Oreomunnea mexicana is a species of flowering plant in the family Juglandaceae. Common names include guayabo amarillo and remiendo. It is a tree which grows in the tropical rain forests of Mexico, Guatemala, Nicaragua, Costa Rica, and Panama from 1,000 to 1,700 meters elevation. The chromosome number is 2n = 32.

==Description==
O. mexicana grows to 30 m or more, up to 1.5m DBH, often with buttresses, and superficially resembles a walnut (Juglans sp.). The bark on a mature tree exfoliates (It does not on O. pterocarpa). The heartwood is pink. The pith is solid (not chambered, as in Juglans). The buds are protected by leaf primordia, with a fine coating of yellow scales (O. pterocarpa has glabrous primordia.

===Leaves===
The petioles of the opposite, coriaceous, pinnately compound leaves are glabrous at the base (O. pterocarpa is hirsute). The petioles are short (less than 3.3 cm) as are the petiolules of the opposite leaflets (less than 3 mm). The leaflets, up to 1 dm in length, are 4-5 times as long as they are wide.
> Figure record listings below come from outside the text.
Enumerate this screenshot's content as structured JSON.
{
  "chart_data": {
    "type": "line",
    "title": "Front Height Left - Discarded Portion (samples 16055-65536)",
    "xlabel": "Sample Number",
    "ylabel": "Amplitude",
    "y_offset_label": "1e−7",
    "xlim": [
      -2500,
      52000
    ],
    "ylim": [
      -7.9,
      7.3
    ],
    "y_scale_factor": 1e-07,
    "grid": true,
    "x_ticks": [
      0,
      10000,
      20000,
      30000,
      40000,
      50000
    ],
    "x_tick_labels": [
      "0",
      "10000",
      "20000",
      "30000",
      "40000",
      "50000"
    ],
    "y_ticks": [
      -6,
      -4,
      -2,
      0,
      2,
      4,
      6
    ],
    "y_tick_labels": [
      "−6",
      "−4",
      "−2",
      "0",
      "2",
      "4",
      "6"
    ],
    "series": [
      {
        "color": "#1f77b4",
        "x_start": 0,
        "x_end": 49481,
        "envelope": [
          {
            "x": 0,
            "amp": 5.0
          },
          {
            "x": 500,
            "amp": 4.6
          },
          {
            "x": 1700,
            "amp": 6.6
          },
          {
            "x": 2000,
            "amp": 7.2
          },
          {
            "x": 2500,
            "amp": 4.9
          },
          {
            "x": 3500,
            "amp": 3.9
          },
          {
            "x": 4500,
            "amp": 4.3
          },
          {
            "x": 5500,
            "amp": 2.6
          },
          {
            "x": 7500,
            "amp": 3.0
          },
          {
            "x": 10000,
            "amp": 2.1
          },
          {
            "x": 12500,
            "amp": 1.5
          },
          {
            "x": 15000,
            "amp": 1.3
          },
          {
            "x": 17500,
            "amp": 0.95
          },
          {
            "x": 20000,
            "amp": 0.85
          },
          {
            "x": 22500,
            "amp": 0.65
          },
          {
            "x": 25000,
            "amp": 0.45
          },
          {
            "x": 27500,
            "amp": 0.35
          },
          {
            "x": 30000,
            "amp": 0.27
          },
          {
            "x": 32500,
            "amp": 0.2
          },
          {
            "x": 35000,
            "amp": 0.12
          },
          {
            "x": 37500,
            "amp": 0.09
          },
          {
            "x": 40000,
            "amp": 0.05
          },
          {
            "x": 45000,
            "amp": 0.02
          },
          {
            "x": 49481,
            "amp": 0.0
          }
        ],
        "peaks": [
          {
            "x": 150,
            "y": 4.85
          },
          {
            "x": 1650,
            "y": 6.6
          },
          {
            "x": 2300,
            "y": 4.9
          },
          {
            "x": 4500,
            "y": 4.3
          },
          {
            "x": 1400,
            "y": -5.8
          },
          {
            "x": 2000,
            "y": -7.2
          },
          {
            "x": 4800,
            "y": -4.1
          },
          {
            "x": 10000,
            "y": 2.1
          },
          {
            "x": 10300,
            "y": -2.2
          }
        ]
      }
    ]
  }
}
The upper surface of the leaf is glaucous; the underside has a light yellow-brown peltate bloom.

===Flowers and fruit===
The inflorescences are panicles, and may be androgynous (containing a single spike of pistalate flowers flanked by several staminate catkins), entirely staminate, or entirely pistalate. The fruit bears three wings on a globose nut, approximately 7 mm in diameter. Germination is hypogeal: the first two aerial leaves are pinately compound and opposite; for the next 3-6 dm, the leaves are placed alternately.